Disposable Income per Capita

An indicator of the ability or inability of households, by income deciles, to purchase goods and services other than food

In Israel there is a 25-fold discrepancy in the per capita disposable income between the lowest decile and the highest decile – a discrepancy that concentrates the purchasing power and impacts of consumption within a small sector of the population. Given that a high disposable income enables consumption and imposes pressures on the environment, corrective government policy should include measures designed to  modify the consumption patterns of the upper and lower deciles alike.
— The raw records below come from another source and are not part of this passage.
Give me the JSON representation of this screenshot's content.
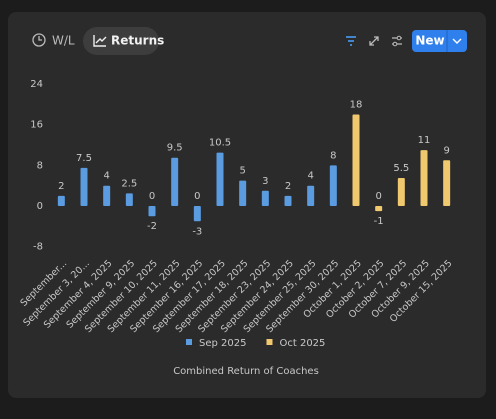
{
  "toolbar": {
    "tabs": [
      "W/L",
      "Returns"
    ],
    "new_button": "New"
  },
  "chart_data": {
    "type": "bar",
    "title": "Combined Return of Coaches",
    "categories": [
      "September...",
      "September 3, 20...",
      "September 4, 2025",
      "September 9, 2025",
      "September 10, 2025",
      "September 11, 2025",
      "September 16, 2025",
      "September 17, 2025",
      "September 18, 2025",
      "September 23, 2025",
      "September 24, 2025",
      "September 25, 2025",
      "September 30, 2025",
      "October 1, 2025",
      "October 2, 2025",
      "October 7, 2025",
      "October 9, 2025",
      "October 15, 2025"
    ],
    "series": [
      {
        "name": "Sep 2025",
        "color": "#5b9be0",
        "values": [
          2,
          7.5,
          4,
          2.5,
          -2,
          9.5,
          -3,
          10.5,
          5,
          3,
          2,
          4,
          8,
          null,
          0,
          null,
          null,
          null
        ]
      },
      {
        "name": "Oct 2025",
        "color": "#f0c86e",
        "values": [
          null,
          null,
          null,
          null,
          0,
          null,
          0,
          null,
          null,
          null,
          null,
          null,
          null,
          18,
          -1,
          5.5,
          11,
          9
        ]
      }
    ],
    "ylim": [
      -8,
      24
    ],
    "yticks": [
      -8,
      0,
      8,
      16,
      24
    ],
    "grid": false,
    "legend": "bottom",
    "data_labels": true
  }
}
Per capita disposable income is the portion of income that remains after deducting the expenditure on food and dividing by the number of individuals in the household. In 2008 the average monthly per capita disposable income in the lowest decile was less than 400 NIS (roughly 50% of total income) compared to 10,000 NIS per capita for the highest decile (roughly 90% of total income). The  gap between per capita disposable incomes of the highest and lowest deciles is widening over time. The deficit among those in the lower deciles creates a snowball effect, preventing pursuit of an education or a reasonable lifestyle, entrenching and increasing the gaps and transmitting them to the next generation. The gaps are expected to increase through 2030, with a slight improvement of the lowest decile’s disposable income after food expenditure reaching 550 NIS, while this figure is expected to reach 18,000 NIS for the highest decile.